De leerlingen van Ibn Ghaldoun De staatssecretaris van Onderwijs maakte in een brief aan de Tweede Kamer op 10 september 2013 bekend, dat hij de bekostiging voor de school voor Islamitisch voortgezet onderwijs Ibn Ghaldoun te Rotterdam per 1 november 2013 zou beëindigen. De aanleiding hiervoor was het Inspectierapport en de daarop volgende conclusie van het bestuur van de school dat de schoolleiding niet in staat zou zijn om de kwaliteit in zeer korte tijd te verbeteren. Door het besluit van de staatssecretaris dreigde de onderwijsloopbaan van de leerlingen van de school in de knel te raken. Op korte termijn moest een oplossing worden gevonden voor de ruim 600 leerlingen van Ibn Ghaldoun. De inzet daarbij was: recht doen aan het belang van de kwaliteit en de continuïteit van het onderwijs voor de leerlingen van Ibn Ghaldoun en recht doen aan de wens van ouders om te kiezen voor onderwijs met een islamitische signatuur. In grote lijnen kwam het erop neer dat de schoolbesturen van Rotterdam, verenigd in FOKOR en in goed overleg met de gemeente Rotterdam de keus hadden om: 1. de leerlingen van Ibn Ghaldoun te verdelen over de scholen voor VO in Rotterdam en omgeving; 2. een nieuwe school te starten voor de leerlingen van Ibn Ghaldoun in de gebouwen van de school.

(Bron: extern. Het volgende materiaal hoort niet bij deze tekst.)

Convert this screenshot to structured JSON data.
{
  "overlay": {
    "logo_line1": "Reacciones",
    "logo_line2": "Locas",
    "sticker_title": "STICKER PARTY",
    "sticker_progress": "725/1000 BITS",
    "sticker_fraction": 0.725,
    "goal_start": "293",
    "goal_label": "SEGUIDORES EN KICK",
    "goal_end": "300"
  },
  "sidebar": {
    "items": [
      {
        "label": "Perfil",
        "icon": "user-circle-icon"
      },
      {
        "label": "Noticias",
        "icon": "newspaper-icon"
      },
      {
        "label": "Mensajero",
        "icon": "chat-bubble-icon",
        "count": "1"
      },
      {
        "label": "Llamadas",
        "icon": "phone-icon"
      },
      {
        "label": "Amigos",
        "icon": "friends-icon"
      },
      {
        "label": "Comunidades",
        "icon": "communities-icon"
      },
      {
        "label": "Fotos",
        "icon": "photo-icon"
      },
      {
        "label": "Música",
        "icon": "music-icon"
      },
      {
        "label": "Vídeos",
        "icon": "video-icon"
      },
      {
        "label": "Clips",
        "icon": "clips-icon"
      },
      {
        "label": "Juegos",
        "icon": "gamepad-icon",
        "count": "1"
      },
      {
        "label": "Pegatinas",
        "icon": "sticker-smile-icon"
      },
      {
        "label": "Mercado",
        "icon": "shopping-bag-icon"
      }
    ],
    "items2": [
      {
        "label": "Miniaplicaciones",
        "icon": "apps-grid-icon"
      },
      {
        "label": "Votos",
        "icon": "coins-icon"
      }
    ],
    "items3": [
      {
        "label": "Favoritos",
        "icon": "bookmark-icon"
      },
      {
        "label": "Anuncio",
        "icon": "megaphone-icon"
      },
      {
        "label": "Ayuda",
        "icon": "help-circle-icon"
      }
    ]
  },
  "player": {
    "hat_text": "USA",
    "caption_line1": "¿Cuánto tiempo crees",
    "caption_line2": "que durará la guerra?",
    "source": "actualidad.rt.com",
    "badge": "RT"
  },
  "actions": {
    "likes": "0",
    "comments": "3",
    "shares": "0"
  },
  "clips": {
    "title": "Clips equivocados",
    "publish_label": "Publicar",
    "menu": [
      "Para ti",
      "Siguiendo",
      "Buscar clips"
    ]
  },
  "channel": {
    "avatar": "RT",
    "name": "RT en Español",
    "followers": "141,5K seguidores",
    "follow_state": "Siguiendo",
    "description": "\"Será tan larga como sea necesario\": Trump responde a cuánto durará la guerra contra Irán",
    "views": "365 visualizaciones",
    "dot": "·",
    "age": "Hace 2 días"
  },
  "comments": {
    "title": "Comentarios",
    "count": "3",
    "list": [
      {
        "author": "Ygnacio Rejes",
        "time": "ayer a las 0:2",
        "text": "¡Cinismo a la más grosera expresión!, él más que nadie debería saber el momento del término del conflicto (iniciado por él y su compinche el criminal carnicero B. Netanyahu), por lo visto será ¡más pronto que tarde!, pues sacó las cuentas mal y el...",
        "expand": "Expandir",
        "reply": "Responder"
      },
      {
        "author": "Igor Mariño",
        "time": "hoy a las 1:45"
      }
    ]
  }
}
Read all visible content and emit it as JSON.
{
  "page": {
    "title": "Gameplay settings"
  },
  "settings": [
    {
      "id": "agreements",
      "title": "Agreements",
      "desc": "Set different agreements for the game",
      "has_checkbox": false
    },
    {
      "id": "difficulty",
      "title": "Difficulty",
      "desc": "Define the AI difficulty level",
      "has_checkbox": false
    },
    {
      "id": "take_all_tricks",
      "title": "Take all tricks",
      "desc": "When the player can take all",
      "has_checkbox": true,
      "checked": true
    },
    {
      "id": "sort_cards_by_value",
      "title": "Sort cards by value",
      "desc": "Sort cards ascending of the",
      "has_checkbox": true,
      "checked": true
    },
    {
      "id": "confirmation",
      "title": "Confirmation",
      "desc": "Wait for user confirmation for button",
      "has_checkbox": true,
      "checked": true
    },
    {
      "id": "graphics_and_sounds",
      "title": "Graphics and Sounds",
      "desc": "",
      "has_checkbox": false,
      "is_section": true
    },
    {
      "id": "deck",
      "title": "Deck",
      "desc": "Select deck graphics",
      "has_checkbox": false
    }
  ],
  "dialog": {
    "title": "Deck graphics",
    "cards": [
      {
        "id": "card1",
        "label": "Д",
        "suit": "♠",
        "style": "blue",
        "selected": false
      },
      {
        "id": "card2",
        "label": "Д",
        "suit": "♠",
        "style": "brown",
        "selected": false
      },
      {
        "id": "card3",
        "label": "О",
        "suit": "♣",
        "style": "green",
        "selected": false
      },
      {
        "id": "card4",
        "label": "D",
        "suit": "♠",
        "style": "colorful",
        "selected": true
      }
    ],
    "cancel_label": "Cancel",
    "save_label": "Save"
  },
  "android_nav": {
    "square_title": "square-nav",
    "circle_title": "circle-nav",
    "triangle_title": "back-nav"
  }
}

Unieke samenwerking De genoemde partijen maakten de keuze om per 1 november 2013 een nieuwe school te starten, met een schone lei te beginnen en door kwalitatief goed onderwijs de leerlingen perspectief te bieden op een diploma met passende kwalificaties voor vervolgopleidingen en de arbeidsmarkt. Omdat de tijd tot 1 november normaal gesproken te kort was om een nieuwe school op te richten, de Ibn Ghaldoun-leerlingen opnieuw in te schrijven, personeel aan te nemen, een managementteam samen te stellen en alle randvoorwaarden in orde te maken, is in spoedoverleg besloten met alle onderwijspartijen in Rotterdam, samen met het ministerie van OCW en de Onderwijsinspectie, de handen ineen te slaan en de schouders eronder te zetten. Omdat deze samenwerking voldoende waarborgen voor de onderwijsloopbaan van de leerlingen inhield, besloot het bestuur van Ibn Ghaldoun het faillissement aan te vragen om de weg vrij te maken voor de nieuwe school. Wat ontstond was een unieke samenwerking. Nooit eerder in de geschiedenis van het Rotterdamse was het voorgekomen dat alle schoolbesturen en de gemeente Rotterdam zo gezamenlijk optraden. De grote besturen en de gemeente maakten medewerkers vrij om te kunnen deelnemen aan dit omvangrijke project.
1
De Opperd Doel van het project was om op 4 november de deuren te kunnen openen van IVO De Opperd, wat windstille ligplaats betekent. De samenwerkende schoolbesturen beschouwen de periode van 1 november 2013 tot 1 augustus 2014 als een overbruggingsperiode. Het doel is namelijk vanaf 1 augustus 2014 een nieuwe zelfstandige school voor islamitisch voortgezet onderwijs te realiseren.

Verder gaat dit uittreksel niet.